# Ever go back?



## MDShunk (Jan 7, 2007)

Ever go back to look at work you lost?

Sometimes it will make you chuckle, seeing what the low bidder did!


----------



## BBQ (Nov 16, 2010)

_Peter ............_


----------



## tkb (Jan 21, 2009)

That looks prety good for a PA service.
When I lived in PA I was amazed by some of the hack work that I saw on the side of some houses.
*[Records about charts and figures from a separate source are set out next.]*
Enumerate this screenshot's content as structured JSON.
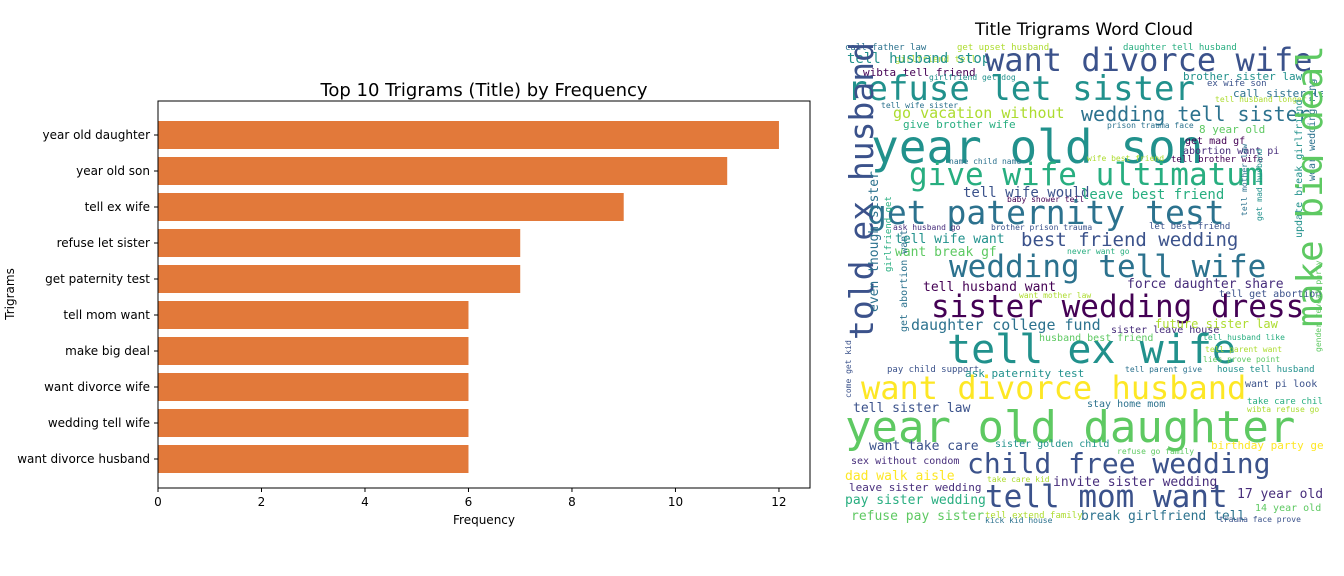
{
  "chart_data": [
    {
      "type": "bar",
      "orientation": "horizontal",
      "title": "Top 10 Trigrams (Title) by Frequency",
      "xlabel": "Frequency",
      "ylabel": "Trigrams",
      "categories": [
        "year old daughter",
        "year old son",
        "tell ex wife",
        "refuse let sister",
        "get paternity test",
        "tell mom want",
        "make big deal",
        "want divorce wife",
        "wedding tell wife",
        "want divorce husband"
      ],
      "values": [
        12,
        11,
        9,
        7,
        7,
        6,
        6,
        6,
        6,
        6
      ],
      "xlim": [
        0,
        12.6
      ],
      "xticks": [
        "0",
        "2",
        "4",
        "6",
        "8",
        "10",
        "12"
      ],
      "bar_color": "#e2793a",
      "grid": false,
      "legend": "none"
    },
    {
      "type": "wordcloud",
      "title": "Title Trigrams Word Cloud",
      "palette": "viridis",
      "words": [
        "call father law",
        "get upset husband",
        "daughter tell husband",
        "girlfriend tell",
        "tell husband stop",
        "want divorce wife",
        "wibta tell friend",
        "girlfriend get dog",
        "brother sister law",
        "ex wife son",
        "call sister law",
        "refuse let sister",
        "tell husband longer",
        "tell wife sister",
        "go vacation without",
        "wedding tell sister",
        "give brother wife",
        "prison trauma face",
        "8 year old",
        "year old son",
        "get mad gf",
        "abortion want pi",
        "wear wedding ring",
        "tell brother wife",
        "name child name",
        "wife best friend",
        "give wife ultimatum",
        "tell mother law",
        "get mad husband",
        "update break girlfriend",
        "tell wife would",
        "leave best friend",
        "baby shower tell",
        "get paternity test",
        "ask husband go",
        "brother prison trauma",
        "let best friend",
        "make big deal",
        "told ex husband",
        "tell wife want",
        "best friend wedding",
        "want break gf",
        "never want go",
        "even though sister",
        "girlfriend get",
        "wedding tell wife",
        "tell husband want",
        "force daughter share",
        "want mother law",
        "tell get abortion",
        "get abortion want",
        "sister wedding dress",
        "gender reveal party",
        "daughter college fund",
        "future sister law",
        "sister leave house",
        "husband best friend",
        "tell husband like",
        "tell ex wife",
        "tell parent want",
        "lies prove point",
        "pay child support",
        "tell parent give",
        "house tell husband",
        "come get kid",
        "ask paternity test",
        "want divorce husband",
        "want pi look",
        "take care child",
        "tell sister law",
        "stay home mom",
        "wibta refuse go",
        "year old daughter",
        "want take care",
        "sister golden child",
        "birthday party get",
        "refuse go family",
        "sex without condom",
        "child free wedding",
        "dad walk aisle",
        "take care kid",
        "leave sister wedding",
        "invite sister wedding",
        "tell mom want",
        "17 year old",
        "pay sister wedding",
        "14 year old",
        "refuse pay sister",
        "tell extend family",
        "kick kid house",
        "break girlfriend tell",
        "trauma face prove"
      ]
    }
  ]
}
At least this one has straps on the SE cable.


----------



## user4818 (Jan 15, 2009)

I wonder if there will be a tirade about how bad and dangerous SE cable is. :laughing:


----------



## BBQ (Nov 16, 2010)

Peter D said:


> I wonder if there will be a tirade about how bad and dangerous SE cable is. :laughing:



Will Harry or I misspell a word today? :jester:


----------



## MDShunk (Jan 7, 2007)

I don't even know how this place gets by with a 100 amp service. It's a cafe, with a full kitchen and 3-stories of dining room. Two walk-in boxes out back.


----------



## user4818 (Jan 15, 2009)

That looks like a 200 amp. :blink:


----------



## TOOL_5150 (Aug 27, 2007)

Just regular plywood on the building huh? yeah.. thatll last.


----------



## Big John (May 23, 2010)

No GEC or intersystem bonding...?

-John


----------



## Magnettica (Jan 23, 2007)

That's DEFINITELY lowest bidder work.


----------



## Shockdoc (Mar 4, 2010)

Name the violations , hmmmmm......POA less than 3' from window, meterpan/gas meter improperly spaced. I'm sure there are more inside. Commonwealth inspection ....Does the inspector even know the NEC ?


----------